Rothke was about to give a presentation on this topic at the 2013 RSA Conference in San Francisco, but he gave Tripwire’s David Spark (link here) a sneak preview on the show floor just beforehand.
- Have a CISO: Somebody needs to drive security. For example, a Chief Financial Officer is critical for driving finances. Similarly, a Chief Information Security Officer is critical for spearheading the company’s security practice.
- Risk Management: Risk drives everything. The CISO understands the risks and threats the organization faces and designs a security program around that. This must be customized and not a series of standard “best practices.”
- Invest in people not products: “The cost of hardware and software purchased has no corresponding effect to the level of security,” said Rothke. A company that has great talent using open source products will be more secure than a company that spends millions on proprietary tools but doesn’t intrinsically know how to use them.
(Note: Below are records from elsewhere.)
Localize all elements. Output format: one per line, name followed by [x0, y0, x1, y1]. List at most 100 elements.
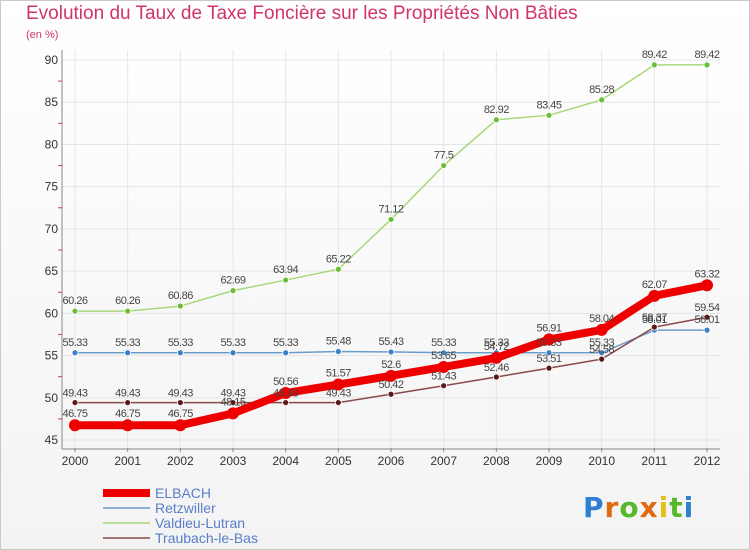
- y-tick-label: 85: [45, 95, 59, 109]
- data-point-traubach-le-bas: [650, 323, 658, 331]
- data-label-valdieu-lutran: 89.42: [694, 49, 719, 61]
- data-point-valdieu-lutran: [334, 265, 342, 273]
- data-label-retzwiller: 55.33: [484, 337, 509, 349]
- data-point-traubach-le-bas: [176, 399, 184, 406]
- x-tick-label: 2006: [378, 454, 405, 468]
- data-label-retzwiller: 58.01: [642, 314, 667, 326]
- data-point-valdieu-lutran: [176, 302, 184, 310]
- x-tick-label: 2004: [272, 454, 299, 468]
- data-label-retzwiller: 55.33: [431, 337, 456, 349]
- data-point-retzwiller: [124, 349, 132, 357]
- data-label-traubach-le-bas: 50.42: [378, 379, 403, 391]
- legend-label-retzwiller: Retzwiller: [155, 500, 216, 516]
- data-point-retzwiller: [176, 349, 184, 357]
- data-point-traubach-le-bas: [229, 399, 237, 406]
- data-point-traubach-le-bas: [71, 399, 79, 406]
- data-label-valdieu-lutran: 89.42: [642, 49, 667, 61]
- data-label-valdieu-lutran: 60.26: [62, 295, 87, 307]
- data-point-elbach: [69, 419, 81, 432]
- data-label-elbach: 52.6: [381, 359, 401, 371]
- data-point-retzwiller: [545, 349, 553, 357]
- y-tick-label: 80: [45, 137, 59, 151]
- data-label-retzwiller: 58.01: [694, 314, 719, 326]
- data-label-traubach-le-bas: 49.43: [62, 388, 87, 400]
- data-label-elbach: 51.57: [326, 368, 351, 380]
- data-label-valdieu-lutran: 82.92: [484, 104, 509, 116]
- data-label-valdieu-lutran: 60.26: [115, 295, 140, 307]
- data-label-retzwiller: 55.33: [62, 337, 87, 349]
- data-point-valdieu-lutran: [703, 61, 711, 69]
- data-point-traubach-le-bas: [598, 355, 606, 363]
- data-label-traubach-le-bas: 54.58: [589, 344, 614, 356]
- y-tick-label: 50: [45, 391, 59, 405]
- data-point-retzwiller: [71, 349, 79, 357]
- data-point-valdieu-lutran: [598, 96, 606, 104]
- x-tick-label: 2002: [167, 454, 194, 468]
- data-point-traubach-le-bas: [703, 313, 711, 321]
- data-point-elbach: [648, 289, 661, 302]
- data-label-valdieu-lutran: 83.45: [536, 99, 561, 111]
- data-point-traubach-le-bas: [282, 399, 290, 406]
- series-lines: [69, 61, 713, 432]
- legend-label-elbach: ELBACH: [155, 485, 211, 501]
- y-tick-label: 60: [45, 306, 59, 320]
- data-label-elbach: 63.32: [694, 268, 719, 280]
- data-labels: 60.26 60.26 60.86 62.69 63.94 65.22 71.12 77.5 8…: [62, 49, 720, 420]
- x-tick-label: 2003: [220, 454, 247, 468]
- y-tick-label: 45: [45, 433, 59, 447]
- x-tick-label: 2008: [483, 454, 510, 468]
- data-label-valdieu-lutran: 60.86: [168, 290, 193, 302]
- y-tick-label: 55: [45, 349, 59, 363]
- data-label-retzwiller: 55.33: [589, 337, 614, 349]
- data-point-elbach: [279, 387, 292, 400]
- data-point-elbach: [121, 419, 134, 432]
- data-label-retzwiller: 55.33: [273, 337, 298, 349]
- data-point-valdieu-lutran: [71, 307, 79, 315]
- data-label-retzwiller: 55.33: [168, 337, 193, 349]
- data-point-retzwiller: [334, 348, 342, 355]
- data-label-elbach: 53.65: [431, 350, 456, 362]
- data-label-elbach: 46.75: [168, 408, 193, 420]
- x-tick-label: 2011: [641, 454, 667, 468]
- data-point-valdieu-lutran: [124, 307, 132, 315]
- x-tick-label: 2001: [114, 454, 141, 468]
- data-label-valdieu-lutran: 63.94: [273, 264, 298, 276]
- data-point-elbach: [437, 360, 450, 373]
- data-label-traubach-le-bas: 49.43: [115, 388, 140, 400]
- data-label-traubach-le-bas: 49.43: [326, 388, 351, 400]
- data-label-valdieu-lutran: 77.5: [434, 150, 454, 162]
- data-label-traubach-le-bas: 52.46: [484, 362, 509, 374]
- data-point-valdieu-lutran: [440, 162, 448, 169]
- y-axis-unit-label: (en %): [26, 29, 59, 41]
- data-point-traubach-le-bas: [440, 382, 448, 390]
- data-label-elbach: 62.07: [642, 279, 667, 291]
- data-point-elbach: [385, 369, 397, 382]
- data-point-elbach: [227, 407, 239, 420]
- x-tick-label: 2010: [588, 454, 615, 468]
- data-point-valdieu-lutran: [229, 287, 237, 295]
- legend: ELBACHRetzwillerValdieu-LutranTraubach-l…: [103, 485, 258, 546]
- y-tick-label: 90: [45, 53, 59, 67]
- data-label-elbach: 48.15: [220, 396, 245, 408]
- data-label-retzwiller: 55.43: [378, 336, 403, 348]
- y-tick-label: 75: [45, 180, 59, 194]
- x-tick-label: 2012: [694, 454, 721, 468]
- axes: 45 50 55 60 65 70 75 80 85 90 2000 2001 2002 2003 2004…: [45, 50, 721, 468]
- data-point-retzwiller: [703, 326, 711, 334]
- data-label-traubach-le-bas: 49.43: [273, 388, 298, 400]
- data-label-valdieu-lutran: 65.22: [326, 253, 351, 265]
- data-point-retzwiller: [282, 349, 290, 357]
- data-label-traubach-le-bas: 53.51: [536, 353, 561, 365]
- data-point-traubach-le-bas: [124, 399, 132, 406]
- data-point-traubach-le-bas: [545, 364, 553, 372]
- data-label-valdieu-lutran: 62.69: [220, 275, 245, 287]
- x-tick-label: 2007: [430, 454, 457, 468]
- chart-title: Evolution du Taux de Taxe Foncière sur l…: [26, 3, 578, 24]
- data-point-retzwiller: [440, 349, 448, 357]
- data-point-valdieu-lutran: [492, 116, 500, 124]
- data-label-traubach-le-bas: 59.54: [694, 302, 719, 314]
- data-point-valdieu-lutran: [387, 216, 395, 223]
- data-label-elbach: 54.72: [484, 341, 509, 353]
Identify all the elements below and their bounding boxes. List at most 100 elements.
- Policies and procedures: It’s very important to have standardization across all business units and processes. You want the firewall installed and managed in one location to be installed and managed the same way in another location. “If things aren’t done via standard processes you’ll have inconsistencies and that’s where security breaches and mistakes happen. When you don’t have common procedures and common practices things are done ad hoc, and ad hoc is the enemy of good security,” warned Rothke.
- Awareness – People have to have situational awareness of what they’re doing. For example, if you don’t have effective key management all the security you have will go up in smithereens, said Rothke.